Service industries in the U.S. probably expanded in November at the fastest pace in six months, a sign the economy is accelerating in the final months of 2011, economists said before a report tomorrow.
The Institute for Supply Management’s non-manufacturing index rose to 53.8 last month after 52.9 in October, according to the median forecast of 67 economists surveyed by Bloomberg News ahead of the Tempe, Arizona based-group’s data. Others reports may show consumer confidence rose this month and factory orders fell in October.
The services data may indicate broader improvement in the economy at year-end after reports last week showed a pickup in manufacturing, less consumer pessimism and declining unemployment. At the same time, risks remain that Europe’s debt crisis and slower global growth will prompt U.S. companies to cut back.
“We seem to be on more solid footing, but at the same time the external risks have risen as well,” Ellen Zentner, a senior economist at Nomura International Securities Inc. in New York.
Estimates for the services index in the Bloomberg survey ranged from 51.5 to 55. Fifty is the dividing line between expansion and contraction.
A report from the Labor Department last week showed the unemployment rate fell to 8.6 percent last month, the lowest since March 2009, from 9 percent. Payrolls climbed by 120,000 after a revised 100,000 increase in October.
Service Jobs
Employment at service-providers increased 126,000, including a 50,000 gain at retailers on hiring for holiday shopping season. The number of temporary workers rose by 22,300.
Transportation companies are joining retailers such as Kohl’s Corp. and Macy’s Inc. in boosting holiday staff.
United Parcel Service Inc. may hire 55,000 holiday workers this year, a 10 percent increase from 2010, to help with shipping gains bolstered by online shopping, the company said Nov. 7. More than 120 million packages may be delivered in the week before Christmas, up 6 percent from last year, the world’s largest package-delivery company said in a statement.
U.S. consumers poured into the malls and took to the Web during Thanksgiving weekend, spending a record $52.4 billion at a pace that may be hard to sustain as the holiday shopping season gets under way, the National Retail Federation said, citing a survey from BIGresearch.
Coach Inc., the largest U.S. luxury handbag maker, expects an “excellent holiday season,” partly due to shoppers’ “strong interest” in accessories for self-purchase, Chief Executive Officer Lew Frankfort said on a conference call last week.
Holiday Sales
Limited Brands Inc. and Macy’s posted November same-store sales that topped analysts’ estimates as Thanksgiving weekend deals drew record crowds, while chains such as Kohl’s and Target Corp. failed to take advantage of pent-up demand.
Retailers have outperformed the broader market this year. The Standard and Poor’s Supercomposite Retailing Index rose 5 percent through last week while the S&P 500 Index fell 1.1 percent.

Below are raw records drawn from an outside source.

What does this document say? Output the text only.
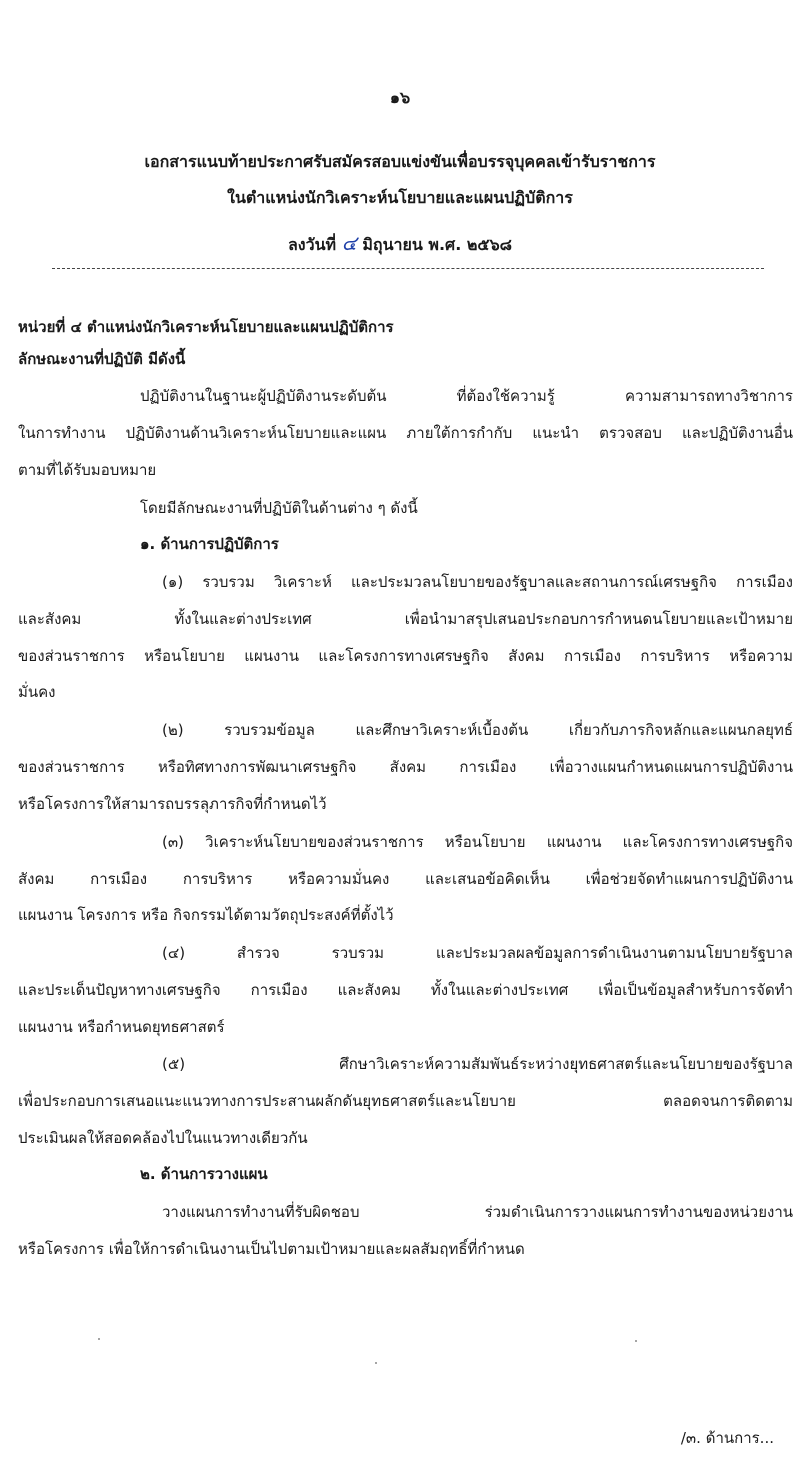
๑๖
เอกสารแนบท้ายประกาศรับสมัครสอบแข่งขันเพื่อบรรจุบุคคลเข้ารับราชการ
ในตำแหน่งนักวิเคราะห์นโยบายและแผนปฏิบัติการ
ลงวันที่ ๔ มิถุนายน พ.ศ. ๒๕๖๘
หน่วยที่ ๔ ตำแหน่งนักวิเคราะห์นโยบายและแผนปฏิบัติการ
ลักษณะงานที่ปฏิบัติ มีดังนี้
ปฏิบัติงานในฐานะผู้ปฏิบัติงานระดับต้น ที่ต้องใช้ความรู้ ความสามารถทางวิชาการ
ในการทำงาน ปฏิบัติงานด้านวิเคราะห์นโยบายและแผน ภายใต้การกำกับ แนะนำ ตรวจสอบ และปฏิบัติงานอื่น
ตามที่ได้รับมอบหมาย
โดยมีลักษณะงานที่ปฏิบัติในด้านต่าง ๆ ดังนี้
๑. ด้านการปฏิบัติการ
(๑) รวบรวม วิเคราะห์ และประมวลนโยบายของรัฐบาลและสถานการณ์เศรษฐกิจ การเมือง
และสังคม ทั้งในและต่างประเทศ เพื่อนำมาสรุปเสนอประกอบการกำหนดนโยบายและเป้าหมาย
ของส่วนราชการ หรือนโยบาย แผนงาน และโครงการทางเศรษฐกิจ สังคม การเมือง การบริหาร หรือความ
มั่นคง
(๒) รวบรวมข้อมูล และศึกษาวิเคราะห์เบื้องต้น เกี่ยวกับภารกิจหลักและแผนกลยุทธ์
ของส่วนราชการ หรือทิศทางการพัฒนาเศรษฐกิจ สังคม การเมือง เพื่อวางแผนกำหนดแผนการปฏิบัติงาน
หรือโครงการให้สามารถบรรลุภารกิจที่กำหนดไว้
(๓) วิเคราะห์นโยบายของส่วนราชการ หรือนโยบาย แผนงาน และโครงการทางเศรษฐกิจ
สังคม การเมือง การบริหาร หรือความมั่นคง และเสนอข้อคิดเห็น เพื่อช่วยจัดทำแผนการปฏิบัติงาน
แผนงาน โครงการ หรือ กิจกรรมได้ตามวัตถุประสงค์ที่ตั้งไว้
(๔) สำรวจ รวบรวม และประมวลผลข้อมูลการดำเนินงานตามนโยบายรัฐบาล
และประเด็นปัญหาทางเศรษฐกิจ การเมือง และสังคม ทั้งในและต่างประเทศ เพื่อเป็นข้อมูลสำหรับการจัดทำ
แผนงาน หรือกำหนดยุทธศาสตร์
(๕) ศึกษาวิเคราะห์ความสัมพันธ์ระหว่างยุทธศาสตร์และนโยบายของรัฐบาล
เพื่อประกอบการเสนอแนะแนวทางการประสานผลักดันยุทธศาสตร์และนโยบาย ตลอดจนการติดตาม
ประเมินผลให้สอดคล้องไปในแนวทางเดียวกัน
๒. ด้านการวางแผน
วางแผนการทำงานที่รับผิดชอบ ร่วมดำเนินการวางแผนการทำงานของหน่วยงาน
หรือโครงการ เพื่อให้การดำเนินงานเป็นไปตามเป้าหมายและผลสัมฤทธิ์ที่กำหนด
/๓. ด้านการ...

Consumer confidence probably picked up this month, the preliminary Thomson Reuters/University of Michigan survey for December may show on Dec. 9. Confidence rose to 65.8 from 64.1 at the end of November, according to economists’ forecasts.
A report the same day from the Commerce Department may show the trade deficit was little changed in October. The gap may come in at $44 billion, up from $43.1 billion in September, according to the median forecast.
Fewer Claims
Jobless claims probably fell to 395,000 last week from 402,000 the prior week, economists forecast the Labor Department will report Dec. 8.
The ISM services survey covers industries ranging from utilities and retailing to health care and finance.
A report by the same group on Dec. 1 showed manufacturing last month expanded at the fastest pace in five month, boosted by gains in orders and production.
The Commerce Department will report today at 10 a.m. that factory orders in October fell 0.3 percent as demand for aircraft waned, according to the median projection in the Bloomberg survey. Bookings climbed 0.3 percent the prior month,
The Federal Reserve last week said the U.S. economy expanded at a “slow to moderate” pace in 11 of its 12 districts in October and the first half of November, led by gains in manufacturing and consumer spending. “Hiring was generally subdued” and residential real estate “generally remained sluggish,” the Fed said. “Consumer spending increased modestly, on balance.”